Learning Curves for Deep Neural Networks: A Gaussian Field Theory Perspective
This work addresses the problem of theoretical gaps in deep learning for researchers, offering a novel physics-based approach that is incremental in building on existing over-parameterized regime studies.
The paper tackles the theoretical understanding of deep neural networks by developing a field-theory formalism from condensed matter physics, which accurately predicts learning curves for deep DNNs on polynomial regression tasks and explains generalization through an entropic bias to simple functions.
In the past decade, deep neural networks (DNNs) came to the fore as the leading machine learning algorithms for a variety of tasks.
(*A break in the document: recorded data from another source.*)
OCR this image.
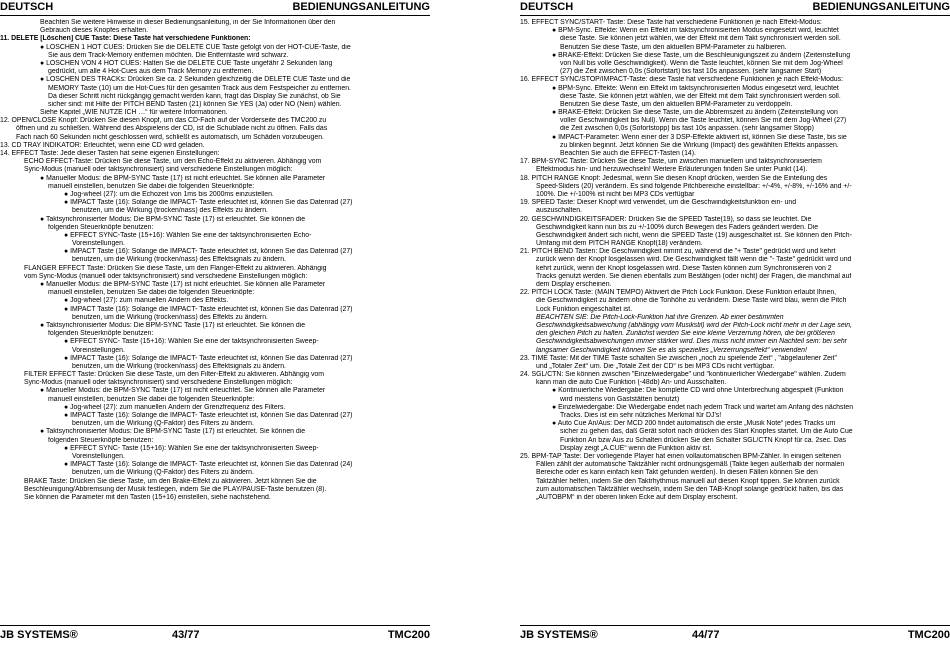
DEUTSCH	BEDIENUNGSANLEITUNG
Beachten Sie weitere Hinweise in dieser Bedienungsanleitung, in der Sie Informationen über den
Gebrauch dieses Knopfes erhalten.
11. DELETE [Löschen] CUE Taste: Diese Taste hat verschiedene Funktionen:
● LÖSCHEN 1 HOT CUES: Drücken Sie die DELETE CUE Taste gefolgt von der HOT-CUE-Taste, die
Sie aus dem Track-Memory entfernen möchten. Die Entferntaste wird schwarz.
● LÖSCHEN VON 4 HOT CUES: Halten Sie die DELETE CUE Taste ungefähr 2 Sekunden lang
gedrückt, um alle 4 Hot-Cues aus dem Track Memory zu entfernen.
● LÖSCHEN DES TRACKs: Drücken Sie ca. 2 Sekunden gleichzeitig die DELETE CUE Taste und die
MEMORY Taste (10) um die Hot-Cues für den gesamten Track aus dem Festspeicher zu entfernen.
Da dieser Schritt nicht rückgängig gemacht werden kann, fragt das Display Sie zunächst, ob Sie
sicher sind: mit Hilfe der PITCH BEND Tasten (21) können Sie YES (Ja) oder NO (Nein) wählen.
Siehe Kapitel „WIE NUTZE ICH …“ für weitere Informationen.
12. OPEN/CLOSE Knopf: Drücken Sie diesen Knopf, um das CD-Fach auf der Vorderseite des TMC200 zu
öffnen und zu schließen. Während des Abspielens der CD, ist die Schublade nicht zu öffnen. Falls das
Fach nach 60 Sekunden nicht geschlossen wird, schließt es automatisch, um Schäden vorzubeugen.
13. CD TRAY INDIKATOR: Erleuchtet, wenn eine CD wird geladen.
14. EFFECT Taste: Jede dieser Tasten hat seine eigenen Einstellungen:
ECHO EFFECT-Taste: Drücken Sie diese Taste, um den Echo-Effekt zu aktivieren. Abhängig vom
Sync-Modus (manuell oder taktsynchronisiert) sind verschiedene Einstellungen möglich:
● Manueller Modus: die BPM-SYNC Taste (17) ist nicht erleuchtet. Sie können alle Parameter
manuell einstellen, benutzen Sie dabei die folgenden Steuerknöpfe:
● Jog-wheel (27): um die Echozeit von 1ms bis 2000ms einzustellen.
● IMPACT Taste (16): Solange die IMPACT- Taste erleuchtet ist, können Sie das Datenrad (27)
benutzen, um die Wirkung (trocken/nass) des Effekts zu ändern.
● Taktsynchronisierter Modus: Die BPM-SYNC Taste (17) ist erleuchtet. Sie können die
folgenden Steuerknöpfe benutzen:
● EFFECT SYNC-Taste (15+16): Wählen Sie eine der taktsynchronisierten Echo-
Voreinstellungen.
● IMPACT Taste (16): Solange die IMPACT- Taste erleuchtet ist, können Sie das Datenrad (27)
benutzen, um die Wirkung (trocken/nass) des Effektsignals zu ändern.
FLANGER EFFECT Taste: Drücken Sie diese Taste, um den Flanger-Effekt zu aktivieren. Abhängig
vom Sync-Modus (manuell oder taktsynchronisiert) sind verschiedene Einstellungen möglich:
● Manueller Modus: die BPM-SYNC Taste (17) ist nicht erleuchtet. Sie können alle Parameter
manuell einstellen, benutzen Sie dabei die folgenden Steuerknöpfe:
● Jog-wheel (27): zum manuellen Ändern des Effekts.
● IMPACT Taste (16): Solange die IMPACT- Taste erleuchtet ist, können Sie das Datenrad (27)
benutzen, um die Wirkung (trocken/nass) des Effekts zu ändern.
● Taktsynchronisierter Modus: Die BPM-SYNC Taste (17) ist erleuchtet. Sie können die
folgenden Steuerknöpfe benutzen:
● EFFECT SYNC- Taste (15+16): Wählen Sie eine der taktsynchronisierten Sweep-
Voreinstellungen.
● IMPACT Taste (16): Solange die IMPACT- Taste erleuchtet ist, können Sie das Datenrad (27)
benutzen, um die Wirkung (trocken/nass) des Effektsignals zu ändern.
FILTER EFFECT Taste: Drücken Sie diese Taste, um den Filter-Effekt zu aktivieren. Abhängig vom
Sync-Modus (manuell oder taktsynchronisiert) sind verschiedene Einstellungen möglich:
● Manueller Modus: die BPM-SYNC Taste (17) ist nicht erleuchtet. Sie können alle Parameter
manuell einstellen, benutzen Sie dabei die folgenden Steuerknöpfe:
● Jog-wheel (27): zum manuellen Ändern der Grenzfrequenz des Filters.
● IMPACT Taste (16): Solange die IMPACT- Taste erleuchtet ist, können Sie das Datenrad (27)
benutzen, um die Wirkung (Q-Faktor) des Filters zu ändern.
● Taktsynchronisierter Modus: Die BPM-SYNC Taste (17) ist erleuchtet. Sie können die
folgenden Steuerknöpfe benutzen:
● EFFECT SYNC- Taste (15+16): Wählen Sie eine der taktsynchronisierten Sweep-
Voreinstellungen.
● IMPACT Taste (16): Solange die IMPACT- Taste erleuchtet ist, können Sie das Datenrad (24)
benutzen, um die Wirkung (Q-Faktor) des Filters zu ändern.
BRAKE Taste: Drücken Sie diese Taste, um den Brake-Effekt zu aktivieren. Jetzt können Sie die
Beschleunigung/Abbremsung der Musik festlegen, indem Sie die PLAY/PAUSE-Taste benutzen (8).
Sie können die Parameter mit den Tasten (15+16) einstellen, siehe nachstehend.
JB SYSTEMS®	43/77	TMC200
DEUTSCH	BEDIENUNGSANLEITUNG
15. EFFECT SYNC/START- Taste: Diese Taste hat verschiedene Funktionen je nach Effekt-Modus:
● BPM-Sync. Effekte: Wenn ein Effekt im taktsynchronisierten Modus eingesetzt wird, leuchtet
diese Taste. Sie können jetzt wählen, wie der Effekt mit dem Takt synchronisiert werden soll.
Benutzen Sie diese Taste, um den aktuellen BPM-Parameter zu halbieren.
● BRAKE-Effekt: Drücken Sie diese Taste, um die Beschleunigungszeit zu ändern (Zeiteinstellung
von Null bis volle Geschwindigkeit). Wenn die Taste leuchtet, können Sie mit dem Jog-Wheel
(27) die Zeit zwischen 0,0s (Sofortstart) bis fast 10s anpassen. (sehr langsamer Start)
16. EFFECT SYNC/STOP/IMPACT-Taste: diese Taste hat verschiedene Funktionen je nach Effekt-Modus:
● BPM-Sync. Effekte: Wenn ein Effekt im taktsynchronisierten Modus eingesetzt wird, leuchtet
diese Taste. Sie können jetzt wählen, wie der Effekt mit dem Takt synchronisiert werden soll.
Benutzen Sie diese Taste, um den aktuellen BPM-Parameter zu verdoppeln.
● BRAKE-Effekt: Drücken Sie diese Taste, um die Abbremszeit zu ändern (Zeiteinstellung von
voller Geschwindigkeit bis Null). Wenn die Taste leuchtet, können Sie mit dem Jog-Wheel (27)
die Zeit zwischen 0,0s (Sofortstopp) bis fast 10s anpassen. (sehr langsamer Stopp)
● IMPACT-Parameter: Wenn einer der 3 DSP-Effekte aktiviert ist, können Sie diese Taste, bis sie
zu blinken beginnt. Jetzt können Sie die Wirkung (Impact) des gewählten Effekts anpassen.
Beachten Sie auch die EFFECT-Tasten (14).
17. BPM-SYNC Taste: Drücken Sie diese Taste, um zwischen manuellem und taktsynchronisiertem
Effektmodus hin- und herzuwechseln! Weitere Erläuterungen finden Sie unter Punkt (14).
18. PITCH RANGE Knopf: Jedesmal, wenn Sie diesen Knopf drücken, werden Sie die Einteilung des
Speed-Sliders (20) verändern. Es sind folgende Pitchbereiche einstellbar: +/-4%, +/-8%, +/-16% and +/-
100%. Die +/-100% ist nicht bei MP3 CDs verfügbar
19. SPEED Taste: Dieser Knopf wird verwendet, um die Geschwindigkeitsfunktion ein- und
auszuschalten.
20. GESCHWINDIGKEITSFADER: Drücken Sie die SPEED Taste(19), so dass sie leuchtet. Die
Geschwindigkeit kann nun bis zu +/-100% durch Bewegen des Faders geändert werden. Die
Geschwindigkeit ändert sich nicht, wenn die SPEED Taste (19) ausgeschaltet ist. Sie können den Pitch-
Umfang mit dem PITCH RANGE Knopf(18) verändern.
21. PITCH BEND Tasten: Die Geschwindigkeit nimmt zu, während die "+ Taste" gedrückt wird und kehrt
zurück wenn der Knopf losgelassen wird. Die Geschwindigkeit fällt wenn die "- Taste" gedrückt wird und
kehrt zurück, wenn der Knopf losgelassen wird. Diese Tasten können zum Synchronisieren von 2
Tracks genutzt werden. Sie dienen ebenfalls zum Bestätigen (oder nicht) der Fragen, die manchmal auf
dem Display erscheinen.
22. PITCH LOCK Taste: (MAIN TEMPO) Aktiviert die Pitch Lock Funktion. Diese Funktion erlaubt Ihnen,
die Geschwindigkeit zu ändern ohne die Tonhöhe zu verändern. Diese Taste wird blau, wenn die Pitch
Lock Funktion eingeschaltet ist.
BEACHTEN SIE: Die Pitch-Lock-Funktion hat ihre Grenzen. Ab einer bestimmten
Geschwindigkeitsabweichung (abhängig vom Musikstil) wird der Pitch-Lock nicht mehr in der Lage sein,
den gleichen Pitch zu halten. Zunächst werden Sie eine kleine Verzerrung hören, die bei größeren
Geschwindigkeitsabweichungen immer stärker wird. Dies muss nicht immer ein Nachteil sein: bei sehr
langsamer Geschwindigkeit können Sie es als spezielles „Verzerrungseffekt“ verwenden!
23. TIME Taste: Mit der TIME Taste schalten Sie zwischen „noch zu spielende Zeit“ , "abgelaufener Zeit"
und „Totaler Zeit“ um. Die „Totale Zeit der CD“ is bei MP3 CDs nicht verfügbar.
24. SGL/CTN: Sie können zwischen "Einzelwiedergabe" und "kontinuierlicher Wiedergabe" wählen. Zudem
kann man die auto Cue Funktion (-48db) An- und Ausschalten.
● Kontinuierliche Wiedergabe: Die komplette CD wird ohne Unterbrechung abgespielt (Funktion
wird meistens von Gaststätten benutzt)
● Einzelwiedergabe: Die Wiedergabe endet nach jedem Track und wartet am Anfang des nächsten
Tracks. Dies ist ein sehr nützliches Merkmal für DJ's!
● Auto Cue An/Aus: Der MCD 200 findet automatisch die erste „Musik Note“ jedes Tracks um
sicher zu gehen das, daß Gerät sofort nach drücken des Start Knopfes startet. Um die Auto Cue
Funktion An bzw Aus zu Schalten drücken Sie den Schalter SGL/CTN Knopf für ca. 2sec. Das
Display zeigt „A.CUE“ wenn die Funktion aktiv ist.
25. BPM-TAP Taste: Der vorliegende Player hat einen vollautomatischen BPM-Zähler. In einigen seltenen
Fällen zählt der automatische Taktzähler nicht ordnungsgemäß (Takte liegen außerhalb der normalen
Bereiche oder es kann einfach kein Takt gefunden werden). In diesen Fällen können Sie den
Taktzähler helfen, indem Sie den Taktrhythmus manuell auf diesen Knopf tippen. Sie können zurück
zum automatischen Taktzähler wechseln, indem Sie den TAB-Knopf solange gedrückt halten, bis das
„AUTOBPM“ in der oberen linken Ecke auf dem Display erscheint.
JB SYSTEMS®	44/77	TMC200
Their raise was founded on market needs and engineering craftsmanship, the latter based more on trial and error than on theory. While still far behind the application forefront, the theoretical study of DNNs has recently made important advancements in analyzing the highly over-parameterized regime where some exact results have been obtained. Leveraging these ideas and adopting a more physics-like approach, here we construct a versatile field-theory formalism for supervised deep learning, involving renormalization group, Feynman diagrams and replicas. In particular we show that our approach leads to highly accurate predictions of learning curves of truly deep DNNs trained on polynomial regression tasks and that these predictions can be used for efficient hyper-parameter optimization. In addition, they explain how DNNs generalize well despite being highly over-parameterized, this due to an entropic bias to simple functions which, for the case of fully-connected DNNs with data sampled on the hypersphere, are low order polynomials in the input vector. Being a complex interacting system of artificial neurons, we believe that such tools and methodologies borrowed from condensed matter physics would prove essential for obtaining an accurate quantitative understanding of deep learning.